In general case, there is no way we can extract those random effect vectors from the data. However, if we have information on the angle between those vectors, or cosines, it might be possible to control for them. Elements of *K* matrix are essentialy something that is proportianl those cosines. How *K* is obtained is up to a researcher, however. In case of genomic studies, it is usually computed from genetic markers. In timeseries analysis, it can be a model matrix that assumes certain time-based dependence model.
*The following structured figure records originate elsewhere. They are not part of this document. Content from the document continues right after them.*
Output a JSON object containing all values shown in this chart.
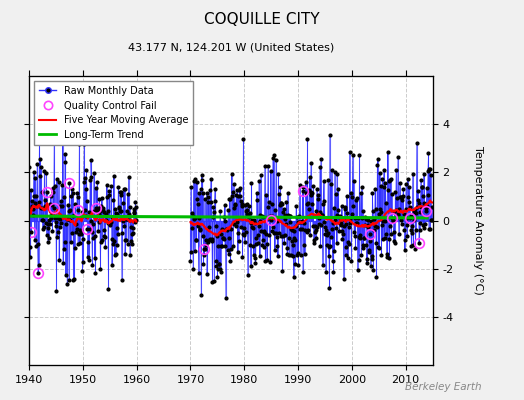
{
  "title": "COQUILLE CITY",
  "subtitle": "43.177 N, 124.201 W (United States)",
  "ylabel": "Temperature Anomaly (°C)",
  "watermark": "Berkeley Earth",
  "year_start": 1940,
  "year_end": 2015,
  "ylim": [
    -6,
    6
  ],
  "yticks": [
    -4,
    -2,
    0,
    2,
    4
  ],
  "ytick_labels_right": [
    "-4",
    "-2",
    "0",
    "2",
    "4"
  ],
  "xticks": [
    1940,
    1950,
    1960,
    1970,
    1980,
    1990,
    2000,
    2010
  ],
  "raw_line_color": "#3333ff",
  "dot_color": "#000000",
  "moving_avg_color": "#ff0000",
  "trend_color": "#00bb00",
  "qc_fail_color": "#ff44ff",
  "background_color": "#f0f0f0",
  "plot_bg_color": "#ffffff",
  "seed": 42
}
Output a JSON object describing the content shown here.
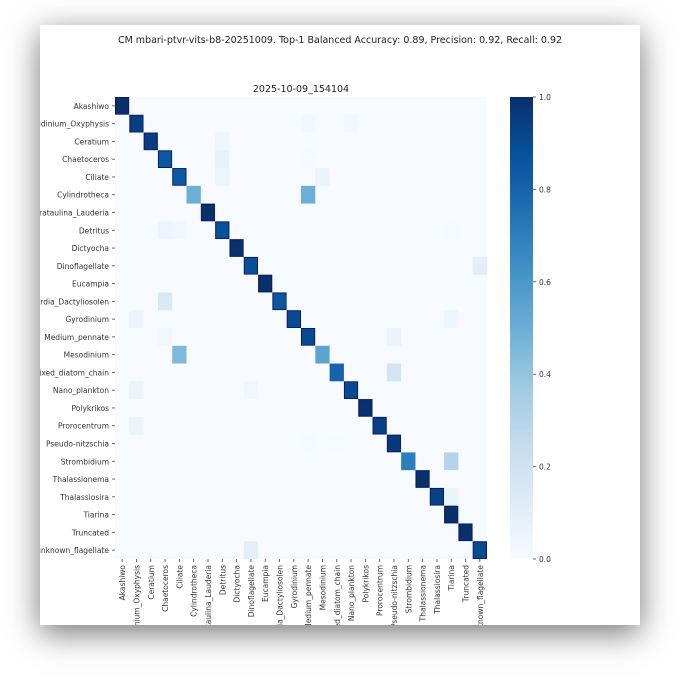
{
  "suptitle": "CM mbari-ptvr-vits-b8-20251009. Top-1 Balanced Accuracy: 0.89,  Precision: 0.92, Recall: 0.92",
  "chart_data": {
    "type": "heatmap",
    "title": "2025-10-09_154104",
    "colormap": "Blues",
    "vlim": [
      0,
      1
    ],
    "colorbar_ticks": [
      "0.0",
      "0.2",
      "0.4",
      "0.6",
      "0.8",
      "1.0"
    ],
    "labels": [
      "Akashiwo",
      "Amphidinium_Oxyphysis",
      "Ceratium",
      "Chaetoceros",
      "Ciliate",
      "Cylindrotheca",
      "Cerataulina_Lauderia",
      "Detritus",
      "Dictyocha",
      "Dinoflagellate",
      "Eucampia",
      "Guinardia_Dactyliosolen",
      "Gyrodinium",
      "Medium_pennate",
      "Mesodinium",
      "Mixed_diatom_chain",
      "Nano_plankton",
      "Polykrikos",
      "Prorocentrum",
      "Pseudo-nitzschia",
      "Strombidium",
      "Thalassionema",
      "Thalassiosira",
      "Tiarina",
      "Truncated",
      "unknown_flagellate"
    ],
    "diagonal": [
      1.0,
      0.95,
      0.95,
      0.85,
      0.85,
      0.5,
      1.0,
      0.88,
      1.0,
      0.88,
      1.0,
      0.85,
      0.9,
      0.9,
      0.55,
      0.8,
      0.9,
      1.0,
      0.94,
      0.97,
      0.7,
      1.0,
      0.93,
      1.0,
      1.0,
      0.9
    ],
    "off_diagonal": [
      {
        "row": 1,
        "col": 13,
        "value": 0.02
      },
      {
        "row": 1,
        "col": 16,
        "value": 0.02
      },
      {
        "row": 2,
        "col": 7,
        "value": 0.04
      },
      {
        "row": 3,
        "col": 7,
        "value": 0.08
      },
      {
        "row": 3,
        "col": 13,
        "value": 0.01
      },
      {
        "row": 4,
        "col": 7,
        "value": 0.05
      },
      {
        "row": 4,
        "col": 14,
        "value": 0.06
      },
      {
        "row": 5,
        "col": 13,
        "value": 0.5
      },
      {
        "row": 7,
        "col": 3,
        "value": 0.05
      },
      {
        "row": 7,
        "col": 4,
        "value": 0.03
      },
      {
        "row": 7,
        "col": 23,
        "value": 0.01
      },
      {
        "row": 9,
        "col": 25,
        "value": 0.1
      },
      {
        "row": 11,
        "col": 3,
        "value": 0.15
      },
      {
        "row": 12,
        "col": 1,
        "value": 0.05
      },
      {
        "row": 12,
        "col": 23,
        "value": 0.05
      },
      {
        "row": 13,
        "col": 3,
        "value": 0.03
      },
      {
        "row": 13,
        "col": 19,
        "value": 0.06
      },
      {
        "row": 14,
        "col": 4,
        "value": 0.45
      },
      {
        "row": 15,
        "col": 19,
        "value": 0.18
      },
      {
        "row": 16,
        "col": 1,
        "value": 0.06
      },
      {
        "row": 16,
        "col": 9,
        "value": 0.03
      },
      {
        "row": 18,
        "col": 1,
        "value": 0.06
      },
      {
        "row": 19,
        "col": 13,
        "value": 0.01
      },
      {
        "row": 19,
        "col": 15,
        "value": 0.01
      },
      {
        "row": 20,
        "col": 23,
        "value": 0.3
      },
      {
        "row": 22,
        "col": 23,
        "value": 0.06
      },
      {
        "row": 25,
        "col": 9,
        "value": 0.1
      }
    ]
  }
}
semopy has a built-in example with data already "polluted" with random effects:

eta1 =~ y1 + y2 eta2 =~ y3 + y4 x2 ~ eta1 eta2 ~ eta1 x1 ~ eta1

Let's evaluate it in semopy:

from semopy.examples import example_rf desc = example_rf.get_model() data, k = example_rf.get_data() model = ModelEffects(desc) model.fit(data, group='group', k=k) print(model.inspect())

Output:

lval op rval Estimate Std. Err z-value p-value eta2 ~ eta1 2.928235e+00 0.242339 12.0832 0 y1 ~ eta1 1.000000e+00 - - - y2 ~ eta1 3.057422e+00 0.250973 12.1823 0 y3 ~ eta2 1.000000e+00 - - - y4 ~ eta2 -1.266143e+00 0.0469064 -26.993 0 x2 ~ eta1 2.119686e+00 0.183198 11.5705 0 x1 ~ eta1 -2.356136e+00 0.203165 -11.5972 0 x2 ~ 1 2.935724e-01 82.0531 0.00357783 0.997145 x1 ~ 1 -4.083042e-01 90.6129 -0.00450603 0.996405 y1 ~ 1 2.444895e-01 42.7387 0.00572057 0.995436 y2 ~ 1 5.349159e-01 116.216 0.00460276 0.996328 y3 ~ 1 4.257485e-01 111.588 0.00381535 0.996956 y4 ~ 1 -8.945790e-01 140.626 -0.00636141 0.994924 eta2 ~~ eta2 4.083493e-15 91.2585 4.47464e-17 1 eta1 ~~ eta1 1.423499e+03 820.457 1.73501 0.0827394 x2 ~~ x2 4.023687e+02 265.36 1.51632 0.12944 y4 ~~ y4 3.156232e-15 357.139 8.83753e-18 1 y3 ~~ y3 3.610053e+02 278.276 1.29729 0.194531 x1 ~~ x1 1.818671e+02 271.259 0.670455 0.502568 y1 ~~ y1 4.254358e+02 250.9 1.69564 0.0899541 y2 ~~ y2 3.225779e+02 263.39 1.22472 0.220682 x1 RF x1 8.680546e-01 0.108888 7.97201 1.55431e-15 x2 RF x2 1.421993e-01 0.0161379 8.81154 0 y1 RF y1 4.443532e-08 0.00552006 8.04979e-06 0.999994 y2 RF y2 3.458323e-01 0.0404847 8.5423 0 y3 RF y3 3.111291e-01 0.0362367 8.58603 0 y4 RF y4 1.814732e+00 0.250854 7.23422 4.68292e-13 1 RF(v) 1 9.631969e+00 0.685242 14.0563 0

Those estimates are in agreement with a correct parameter estimates (see example_rf docstring).